Manny Manello, the Brotherhood’s personal surgeon and medical officer, jumped out of the mobile surgical unit with a black bag, just as Tohr, Z, and Phury arrived to set up a guard formation.

“I killed him,” Shuli said to no one in particular. “It was my bullet. I killed him…”

Nate said something that was too low to hear, and then the kid crab-walked over to his friend, pulling the guy into an embrace, his bloodstained hands wrapping around the other male’s shoulders.

As Lassiter stepped away to give the medical types room to work, he looked over to the burn spot on the pavement again. Then he went back to the door into the club. Pulling it open, he was in mid-sentence as he—

Only the bouncer was standing in the hall.

Rahvyn was gone.

CHAPTER THIRTY-ONE

Okay, fine, it should have only been about the suit, Devina thought.

But really, since when had she been into “shoulds.”

As the demon re-formed on a gracious, tree-lined street, she kept herself invisible, but that didn’t mean she wasn’t corporeal. The instant her body habitus came back into being, all kinds of aches registered and there was a glorious wetness between her legs.
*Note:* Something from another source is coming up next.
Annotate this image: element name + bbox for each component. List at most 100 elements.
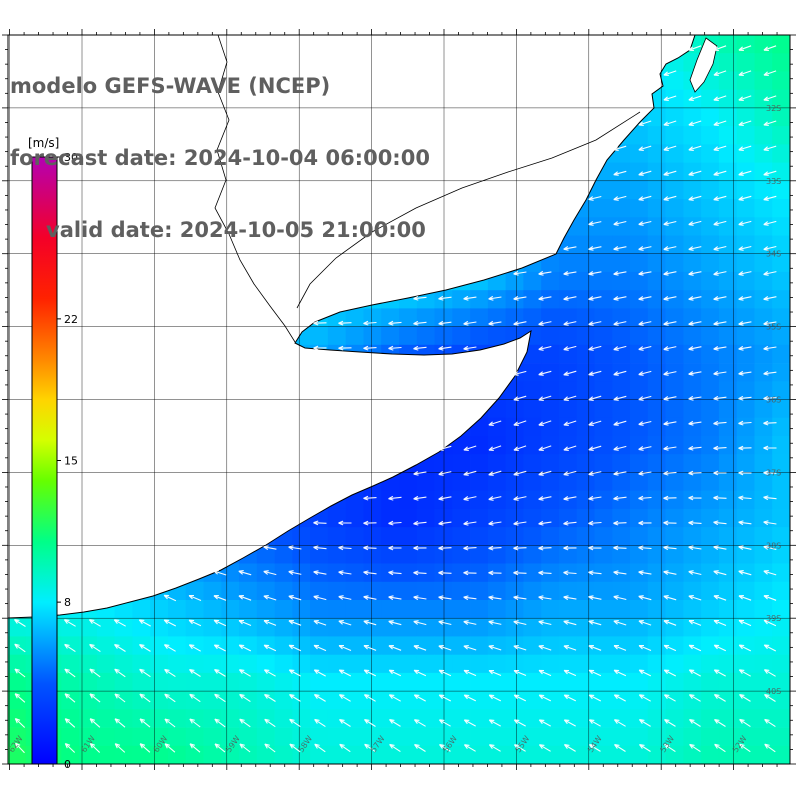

Smiling to herself, she enjoyed a brief flashback-buffet of images of her getting pummeled from behind in the men’s department of her now absolute-favorite store of all time.

Maybe there was hope for them yet, she thought as she glanced left and right. Assured that there were no cars coming—not that it would really have mattered—she crossed the lane and paused in front of a tall pair of iron gates that were just re-closing. On the far side of them, extending into some very nice formal landscaping, a driveway wound about and disappeared over a rise.